Por Alberto Conejero
Fotos: Sergio Parra
La Comedia sin título es una obra de teatro que siempre estará por escribirse. Ésa es su potencia y yo no he pretendido clausurarla. Pero durante años me asomaba a la última línea del manuscrito como quien se asoma a la marea porque oye una voz que lo llama desde adentro. El sueño de la vida no pretende dar fin a la Comedia sin título, tampoco es una reescritura. Es un nuevo texto escrito en un vacío infinito, un diálogo entre lo que fue y lo que no pudo ser. No puedo explicar mucho sobre los sentidos de El sueño de la vida. He escrito como quien atraviesa sonámbulo una habitación en llamas. Creo además que hay algo de alucinación en el centro de esta experiencia que se resiste al decir. Mucho de El sueño de la vida forma parte del misterio. No sé muy bien cómo se han entrelazado las imágenes de Lorca con la propia ni por qué venían al recuerdo algunos versos y otros no. También en este proyecto hay mucho de juego, que es algo sagrado, y que algunos seguimos defendiendo ante este gobierno de lo útil, de lo necesario y de lo productivo.

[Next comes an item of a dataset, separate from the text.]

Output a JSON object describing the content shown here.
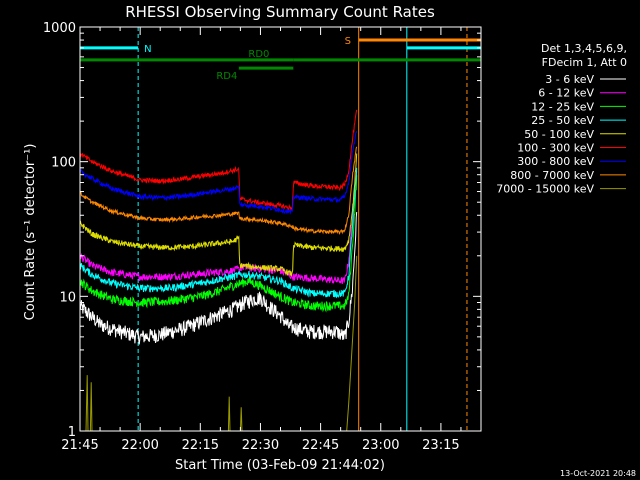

Sí, he disfrutado mucho escribiendo El sueño de la vida. No quiero cubrir esta experiencia con la pátina pesada de una falsa solemnidad. Hay más pulsiones lisérgicas que conscientes. El conflicto sobre la verdad en el teatro y en el amor que en El público sucede principalmente dentro del pecho de El director se intenta resolver aquí abriendo de par en par las puertas del teatro. Pero por esas puertas abiertas entran no sólo el optimismo revolucionario y los anhelos de un mundo más justo sino también las fuerzas más conservadoras, cínicas y agresivas. Y no nos engañemos: éstas pueden encontrarse en los despachos, pero también en los andamios. No hay síntesis apaciguadora en su resolución: porque es insufrible un teatro que dé la espalda a la realidad de su tiempo (“no quiero que se derrame sangre verdadera junto a los muros de la mentira”) pero ¿qué poesía se sobrevive doblegada ante la pólvora y los estrados? Como en El público nos encontramos un callejón sin salida; de ahí emerge la idea del sacrificio en este auto sacramental laico en el que creador aparece “como un agonizante de Dios” que no pertenece “ni al reino de los vivos ni al de los muertos” y, sin embargo, no puede dejar de pertenecer. He sentido la compañía de Artaud, de Angélica Liddell, de Mouawad mientras lo escribía, autores todo de pulsión trágica y entregados al misterio, de los que aprendo todos los días; y, por supuesto y en cada momento, de Lorca escribiendo estos dos actos que no pretenden dar fin a nada sino entregar al presente la intimidad con una voz.